To help us all to appreciate the delicious and delicate flavours better, British newspaper The Independent have spoken to some top Japanese chefs to outline what the greatest faux pas are when it comes to eating the Japanese cuisine.

From miso soup to matcha tea, sashimi to sake, here are the mistakes you’ve been making…

1. Too much soy sauce
Soy sauce should be used sparingly to complement the taste of raw fish rather than overpower the delicate fresh flavours. According to Mark Edwards, Head Chef of Nobu London, the best way to avoid this is to “refrain from letting the rice soak up the sauce, and instead dip the piece of fish.”

Also, treat the communal soy sauce with respect and don’t double dip for obvious reasons.

2. Putting loads of ginger on your sushi
Pickled ginger is traditionally meant to be used as a palate cleanser between different types of sushi rather than in the same mouthful. Oops.

3. Disregarding the garnish
Whilst you’ve been piling ginger on your sushi like an uneducated sushi eater (how dare you?), you’ve probably been ignoring the stuff that you’re meant to be eating. Shredded daikon and shiso leaves aren’t just decoration according to Andrew Kojima, Japanese restaurateur and chef, “They taste great and they aid digestion of oily fish such as salmon, tuna and mackerel.”

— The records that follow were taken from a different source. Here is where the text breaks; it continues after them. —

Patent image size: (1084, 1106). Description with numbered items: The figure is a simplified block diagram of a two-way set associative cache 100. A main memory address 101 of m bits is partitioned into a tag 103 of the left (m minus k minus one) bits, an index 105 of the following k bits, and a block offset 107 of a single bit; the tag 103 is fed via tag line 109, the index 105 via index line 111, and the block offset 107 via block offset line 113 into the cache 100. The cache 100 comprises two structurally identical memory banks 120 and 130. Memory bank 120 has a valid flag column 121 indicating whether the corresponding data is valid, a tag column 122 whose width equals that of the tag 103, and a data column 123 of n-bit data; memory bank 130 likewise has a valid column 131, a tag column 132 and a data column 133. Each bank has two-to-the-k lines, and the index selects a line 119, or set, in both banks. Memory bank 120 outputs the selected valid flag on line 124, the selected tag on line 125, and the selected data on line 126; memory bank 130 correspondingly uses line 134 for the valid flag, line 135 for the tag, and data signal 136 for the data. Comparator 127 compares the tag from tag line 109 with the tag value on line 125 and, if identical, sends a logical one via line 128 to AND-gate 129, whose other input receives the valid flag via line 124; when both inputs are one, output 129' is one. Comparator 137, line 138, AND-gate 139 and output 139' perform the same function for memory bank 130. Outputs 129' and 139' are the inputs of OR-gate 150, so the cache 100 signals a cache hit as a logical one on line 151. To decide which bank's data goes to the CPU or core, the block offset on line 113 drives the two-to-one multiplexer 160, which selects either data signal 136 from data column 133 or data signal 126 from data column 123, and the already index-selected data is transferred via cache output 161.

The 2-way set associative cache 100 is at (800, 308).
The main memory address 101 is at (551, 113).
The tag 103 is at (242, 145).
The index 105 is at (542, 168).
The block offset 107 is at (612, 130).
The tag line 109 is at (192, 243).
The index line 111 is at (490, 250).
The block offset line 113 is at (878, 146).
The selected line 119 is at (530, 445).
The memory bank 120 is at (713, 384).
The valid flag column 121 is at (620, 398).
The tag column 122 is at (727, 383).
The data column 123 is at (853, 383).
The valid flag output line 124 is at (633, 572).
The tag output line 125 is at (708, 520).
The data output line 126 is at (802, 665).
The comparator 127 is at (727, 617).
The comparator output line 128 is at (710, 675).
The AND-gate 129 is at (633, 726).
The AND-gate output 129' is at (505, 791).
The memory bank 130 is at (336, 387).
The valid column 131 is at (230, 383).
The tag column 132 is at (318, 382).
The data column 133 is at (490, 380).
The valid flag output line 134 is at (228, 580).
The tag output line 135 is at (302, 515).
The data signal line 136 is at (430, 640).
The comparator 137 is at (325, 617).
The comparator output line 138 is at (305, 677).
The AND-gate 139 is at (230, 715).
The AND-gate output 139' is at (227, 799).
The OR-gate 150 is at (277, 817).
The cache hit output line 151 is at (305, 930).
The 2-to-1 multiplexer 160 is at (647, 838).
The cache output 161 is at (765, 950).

4. Eating ramen without slurping
Slurping your noodles when eating ramen is a sign of appreciation and shows respect to the chef, says Shane Zhao, head chef of Isso London. Plus, it helps cool the noodles so you don’t burn your mouth. And don’t chop your noodles – it’s insulting.

5. Facing chopsticks the wrong way
According to Shunpei Yamaguchi, manager of Ginza Onodera in London, placing your chopsticks vertically into a rice bowl when eating is a huge faux pas, as it reminds people of funerals “where a bowl of rice is left with two chopsticks standing vertically as a part of traditional custom.”

6. Mixing wasabi and soy sauce
This one cut me deep. “Soy sauce has a lot of sodium and also wasabi has too much spice and it blocks a lot of the flavour because sushi is very delicate,” says Nobu Shoreditch. Again, your focus should be on the fresh fish.

7. Eating cold sushi
“Sushi rice is meant to be warm and soft when it is freshly prepared, not cold and hard,” says Andrew Kojima. The fish is the only part that should be cold, with the warmth of the rice helping you detect the flavour of the fish better. And, here we thought that it was meant to be cold…

8. Drenching matcha tea in boiling water
“Never pour boiling water on matcha green tea, it burns the leaves and creates a bitter taste,” says James Shillcock, founder of Vivid Matcha Green Tea. Also, any lumps should be whisked out, and you should only buy the high-grade stuff for peak enjoyment.

9. Eating miso soup with a spoon
“Japanese soups tend to be thinner and the bowls they are served in are smaller, so that you can sip straight from the cup,” says Kojima.

10. Not knowing what sushi even is
Clue: it’s not the roll. ‘Sushi’ actually means ‘vinigered’ rice.